Abwege    In Gedanken war ich immer nur woanders. Heute denke ich mir, meine Geistesabwesenheit rührte daher, daß meine Schule aller Schulen, die Universität aller Universitäten die Brauerei war und der Fluß und die Bäume und die endlosen Spaziergänge und Streifzüge. Ich entsinne mich, daß meine Gedanken nicht nur in der Schule auf Abwegen waren. Die feste Glocke der Unwissenheit umgab mich auf allen meinen Wegen durch die Stadt und durch deren Gäßchen. Hielt mich jemand an, um mich etwas zu fragen, dann errötete ich, war ich so verbiestert, daß ich wie in der Schule nur närrisches Zeug von mir gab. Dazu kamen Fehlleistungen, besonders wenn ich einem Mädchen von Angesicht zu Angesicht gegenüberstand.
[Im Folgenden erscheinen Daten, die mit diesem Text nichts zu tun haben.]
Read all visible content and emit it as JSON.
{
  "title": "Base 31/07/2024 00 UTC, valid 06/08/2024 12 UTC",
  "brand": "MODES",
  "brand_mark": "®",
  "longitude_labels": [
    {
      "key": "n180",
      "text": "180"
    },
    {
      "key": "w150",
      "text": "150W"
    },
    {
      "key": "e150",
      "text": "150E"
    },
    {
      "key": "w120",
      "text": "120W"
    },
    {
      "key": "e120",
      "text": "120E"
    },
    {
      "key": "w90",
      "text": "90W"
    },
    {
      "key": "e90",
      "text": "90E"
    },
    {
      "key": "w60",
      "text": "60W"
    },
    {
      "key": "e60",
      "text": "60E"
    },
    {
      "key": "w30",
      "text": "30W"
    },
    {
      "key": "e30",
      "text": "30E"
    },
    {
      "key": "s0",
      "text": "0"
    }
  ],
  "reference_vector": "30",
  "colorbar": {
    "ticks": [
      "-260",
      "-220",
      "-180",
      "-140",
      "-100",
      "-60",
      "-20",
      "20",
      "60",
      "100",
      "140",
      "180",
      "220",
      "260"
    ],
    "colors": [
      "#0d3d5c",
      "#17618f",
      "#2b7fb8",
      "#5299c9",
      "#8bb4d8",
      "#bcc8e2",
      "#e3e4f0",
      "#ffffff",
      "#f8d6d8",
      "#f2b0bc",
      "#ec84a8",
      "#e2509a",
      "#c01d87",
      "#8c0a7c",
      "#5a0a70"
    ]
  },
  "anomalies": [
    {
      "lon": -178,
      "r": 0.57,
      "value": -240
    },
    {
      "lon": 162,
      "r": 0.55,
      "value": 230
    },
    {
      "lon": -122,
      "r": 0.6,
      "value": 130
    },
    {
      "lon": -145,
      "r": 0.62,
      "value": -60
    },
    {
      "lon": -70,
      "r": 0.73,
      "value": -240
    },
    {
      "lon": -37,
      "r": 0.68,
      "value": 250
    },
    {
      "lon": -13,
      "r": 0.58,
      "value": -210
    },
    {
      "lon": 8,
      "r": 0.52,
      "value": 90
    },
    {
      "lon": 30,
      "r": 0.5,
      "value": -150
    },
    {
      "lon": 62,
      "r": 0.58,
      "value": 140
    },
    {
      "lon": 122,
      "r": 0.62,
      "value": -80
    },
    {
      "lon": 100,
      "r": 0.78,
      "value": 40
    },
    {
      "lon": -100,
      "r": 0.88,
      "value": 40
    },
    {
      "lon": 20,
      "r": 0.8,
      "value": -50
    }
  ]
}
Stets mußte ich mich hüten, in den Bann der schonen Gesichtchen und der Locken und Schleifen zu geraten, um nicht Gefahr zu laufen, in Ohnmacht zu fallen. Und meine Beziehung zu den anderen Menschen ergab sich aus dem Empfinden, das ich bis heute habe, die anderen seien in allem weiter und verstehen alles besser als ich. Ich hatte und habe den Menschen gegenüber Komplexe, von diesen Minderwertigkeitsgefühlen kurierte ich mich als Junge wie als junger Mann immer in den Gesindestuben der Brauerei, auf den Tennen, in den Böttcherwerkstätten, wo ich den Mälzern und Böttchern, wenn sie sprachen, immer so zuhörte, wie ich den Professoren in den Klassen der Realschule hätte zuhören müssen.   - Bohumil Hrabal, Leben ohne Smoking. Frankfurt am Main 1993 (BS 1124, zuerst 1986)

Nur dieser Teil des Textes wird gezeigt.